Aftermath of suicide bombing attack
Aftermath of suicide bombing attackFlash 90

A terrorist released by an Israeli court this week has denied that he sent a suicide bomber to a Tel Aviv café in 2002.

The Military Court of Appeals ruled on Monday that Jamal Tirawi, formerly a member of the Al-Aqsa Martyrs' Brigade terror group and currently a member of the Palestinian Legislative Council on behalf of Fatah, would be released, explaining that Israel had violated an agreement with the Palestinian Authority in which it agreed not to arrest Tirawi.

Tirawi was convicted of sending the suicide bomber who carried out the terrorist attack in the “My Coffee Shop” on Allenby Street in Tel Aviv in March of 2002. An Israeli woman, Rachel Tcherkhi, was killed in the bombing and 29 others were wounded.

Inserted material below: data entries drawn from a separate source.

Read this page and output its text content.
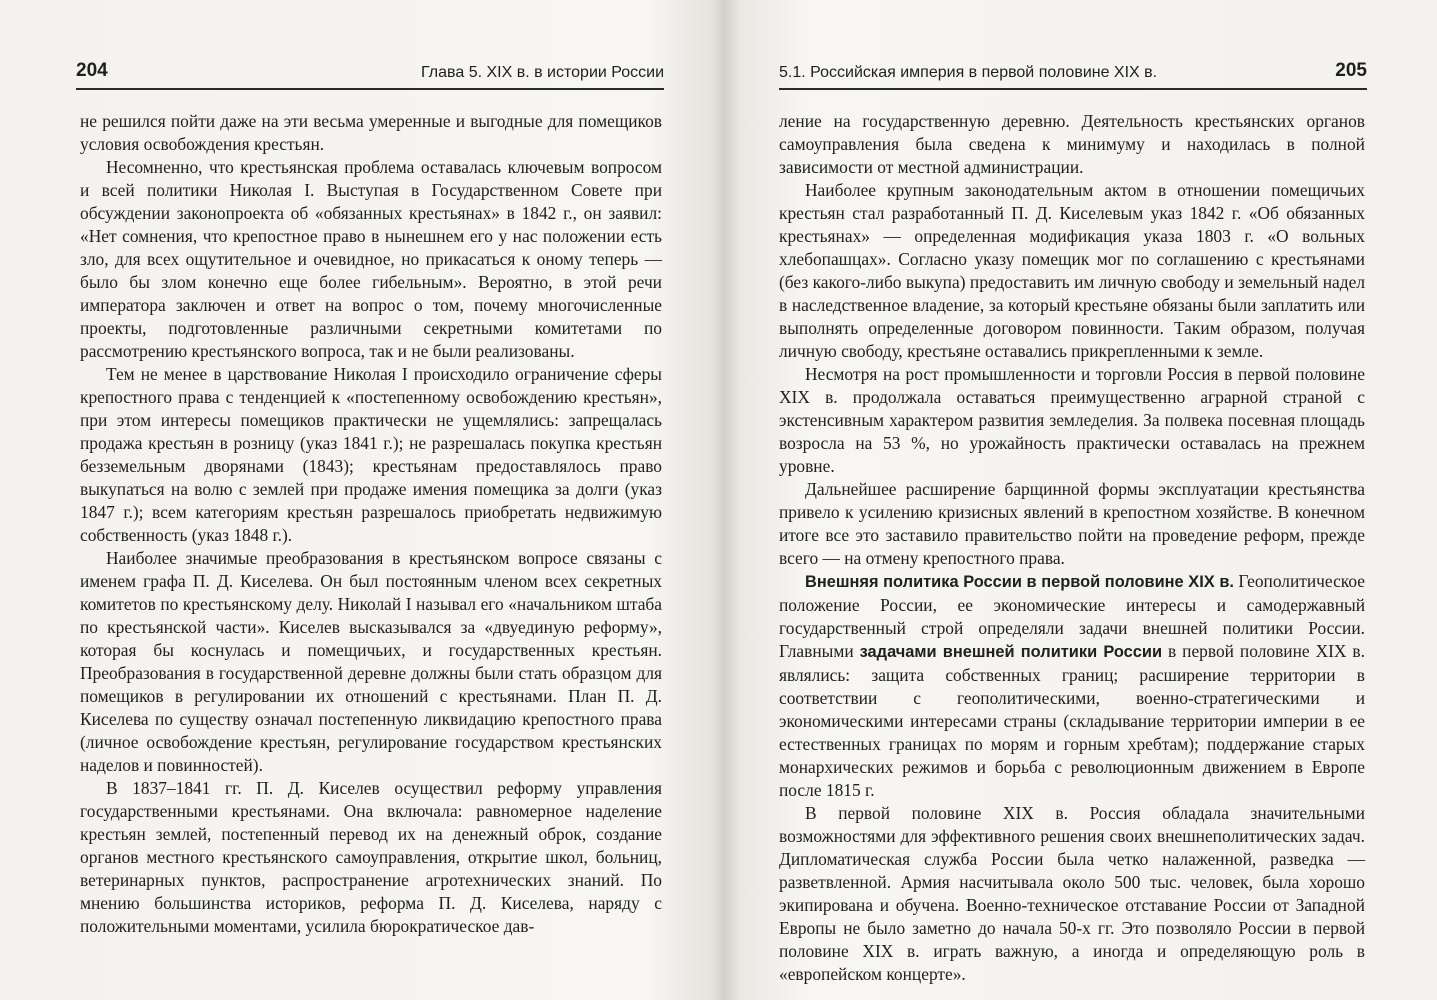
204	Глава 5. XIX в. в истории России

не решился пойти даже на эти весьма умеренные и выгодные для помещиков условия освобождения крестьян.

Несомненно, что крестьянская проблема оставалась ключевым вопросом и всей политики Николая I. Выступая в Государственном Совете при обсуждении законопроекта об «обязанных крестьянах» в 1842 г., он заявил: «Нет сомнения, что крепостное право в нынешнем его у нас положении есть зло, для всех ощутительное и очевидное, но прикасаться к оному теперь — было бы злом конечно еще более гибельным». Вероятно, в этой речи императора заключен и ответ на вопрос о том, почему многочисленные проекты, подготовленные различными секретными комитетами по рассмотрению крестьянского вопроса, так и не были реализованы.

Тем не менее в царствование Николая I происходило ограничение сферы крепостного права с тенденцией к «постепенному освобождению крестьян», при этом интересы помещиков практически не ущемлялись: запрещалась продажа крестьян в розницу (указ 1841 г.); не разрешалась покупка крестьян безземельным дворянами (1843); крестьянам предоставлялось право выкупаться на волю с землей при продаже имения помещика за долги (указ 1847 г.); всем категориям крестьян разрешалось приобретать недвижимую собственность (указ 1848 г.).

Наиболее значимые преобразования в крестьянском вопросе связаны с именем графа П. Д. Киселева. Он был постоянным членом всех секретных комитетов по крестьянскому делу. Николай I называл его «начальником штаба по крестьянской части». Киселев высказывался за «двуединую реформу», которая бы коснулась и помещичьих, и государственных крестьян. Преобразования в государственной деревне должны были стать образцом для помещиков в регулировании их отношений с крестьянами. План П. Д. Киселева по существу означал постепенную ликвидацию крепостного права (личное освобождение крестьян, регулирование государством крестьянских наделов и повинностей).

В 1837–1841 гг. П. Д. Киселев осуществил реформу управления государственными крестьянами. Она включала: равномерное наделение крестьян землей, постепенный перевод их на денежный оброк, создание органов местного крестьянского самоуправления, открытие школ, больниц, ветеринарных пунктов, распространение агротехнических знаний. По мнению большинства историков, реформа П. Д. Киселева, наряду с положительными моментами, усилила бюрократическое дав-

5.1. Российская империя в первой половине XIX в.	205

ление на государственную деревню. Деятельность крестьянских органов самоуправления была сведена к минимуму и находилась в полной зависимости от местной администрации.

Наиболее крупным законодательным актом в отношении помещичьих крестьян стал разработанный П. Д. Киселевым указ 1842 г. «Об обязанных крестьянах» — определенная модификация указа 1803 г. «О вольных хлебопашцах». Согласно указу помещик мог по соглашению с крестьянами (без какого-либо выкупа) предоставить им личную свободу и земельный надел в наследственное владение, за который крестьяне обязаны были заплатить или выполнять определенные договором повинности. Таким образом, получая личную свободу, крестьяне оставались прикрепленными к земле.

Несмотря на рост промышленности и торговли Россия в первой половине XIX в. продолжала оставаться преимущественно аграрной страной с экстенсивным характером развития земледелия. За полвека посевная площадь возросла на 53 %, но урожайность практически оставалась на прежнем уровне.

Дальнейшее расширение барщинной формы эксплуатации крестьянства привело к усилению кризисных явлений в крепостном хозяйстве. В конечном итоге все это заставило правительство пойти на проведение реформ, прежде всего — на отмену крепостного права.

Внешняя политика России в первой половине XIX в. Геополитическое положение России, ее экономические интересы и самодержавный государственный строй определяли задачи внешней политики России. Главными задачами внешней политики России в первой половине XIX в. являлись: защита собственных границ; расширение территории в соответствии с геополитическими, военно-стратегическими и экономическими интересами страны (складывание территории империи в ее естественных границах по морям и горным хребтам); поддержание старых монархических режимов и борьба с революционным движением в Европе после 1815 г.

В первой половине XIX в. Россия обладала значительными возможностями для эффективного решения своих внешнеполитических задач. Дипломатическая служба России была четко налаженной, разведка — разветвленной. Армия насчитывала около 500 тыс. человек, была хорошо экипирована и обучена. Военно-техническое отставание России от Западной Европы не было заметно до начала 50-х гг. Это позволяло России в первой половине XIX в. играть важную, а иногда и определяющую роль в «европейском концерте».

However, Tirawi now denies that he had even been involved in planning the attack.

“This is a false claim,” he told Channel 10 News on Wednesday. “According to my ideology, this concept does not make sense.”

“I completely deny [involvement in the attack],” he stressed. “I’ve never sent any suicide bomber, I’ll never send one, and I have no connection to these things.”

Tirawi had a message for Tcherkhi’s family, saying he wished to express condolences over her death.

"This is the price of war, people get hurt,” he said. “This woman was not fighting in the Israeli army, she was a passerby, so I extend my condolences to her family.”

Tirawi, who said that a meeting was planned between him and Palestinian Authority Chairman Mahmoud Abbas, claimed in the interview that he is in favor of peace.

“I will never even think of murder,” he claimed.